Bu kırbaçlayıcı efendi ağızları PKK süreç tartışmalarında hiç eksik olmadı, PKK’ya terör örgütü dediğimiz için otuz yıldır faşist ve ırkçı suçlamaları gırla gidiyor.

Efendinin bu küstah aşağılayıcı kırbaçlayan ’ırkçı azınlık’cümlelerine bizler çok alışmıştık ama  şimdi ’ırkçı’suçlaması bu sefer Cumhuriyet Gazetesi’nin Genel Yayın Yönetmeni’nin ağzında.
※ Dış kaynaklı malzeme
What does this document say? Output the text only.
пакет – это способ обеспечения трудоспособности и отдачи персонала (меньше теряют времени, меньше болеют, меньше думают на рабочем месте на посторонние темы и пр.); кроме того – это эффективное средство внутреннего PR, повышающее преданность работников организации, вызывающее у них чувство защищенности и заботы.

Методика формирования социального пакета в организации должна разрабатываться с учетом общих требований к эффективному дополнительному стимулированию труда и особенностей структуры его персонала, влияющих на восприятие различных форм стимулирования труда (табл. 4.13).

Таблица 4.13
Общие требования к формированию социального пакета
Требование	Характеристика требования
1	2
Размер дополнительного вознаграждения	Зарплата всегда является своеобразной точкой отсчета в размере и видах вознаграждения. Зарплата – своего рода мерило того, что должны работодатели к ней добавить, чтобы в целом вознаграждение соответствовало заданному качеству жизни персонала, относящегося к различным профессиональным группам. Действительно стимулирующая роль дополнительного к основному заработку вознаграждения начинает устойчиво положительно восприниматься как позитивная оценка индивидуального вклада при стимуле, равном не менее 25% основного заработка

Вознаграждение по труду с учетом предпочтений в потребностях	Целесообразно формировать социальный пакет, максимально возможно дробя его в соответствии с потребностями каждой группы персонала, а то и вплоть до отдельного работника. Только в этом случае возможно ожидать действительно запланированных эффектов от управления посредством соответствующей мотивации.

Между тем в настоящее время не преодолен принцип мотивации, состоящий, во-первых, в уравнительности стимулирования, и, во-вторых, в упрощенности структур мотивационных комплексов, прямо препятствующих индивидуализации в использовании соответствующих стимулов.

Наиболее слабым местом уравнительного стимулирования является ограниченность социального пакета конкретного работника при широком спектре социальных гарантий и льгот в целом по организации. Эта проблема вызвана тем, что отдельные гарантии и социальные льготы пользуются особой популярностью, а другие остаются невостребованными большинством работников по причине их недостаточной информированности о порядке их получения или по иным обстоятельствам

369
Kardeşlerim, unutmayın, batıcılar tarihin her coğrafyasında, hep çanak yalayıcı olmuştur hep maceracı olmuştur hep tezgah adamı işbirlikçi olmuştur hep sosyoloji felsefe bilmeden üfürmüşlerdir.

Ve batıcılar tarihin her coğrafyasında filmin sonunda para satın alma vakıf el altından ilişkiler içinde çürümüş rezilliği bin para kriptolarla yakayı ele vermiştir.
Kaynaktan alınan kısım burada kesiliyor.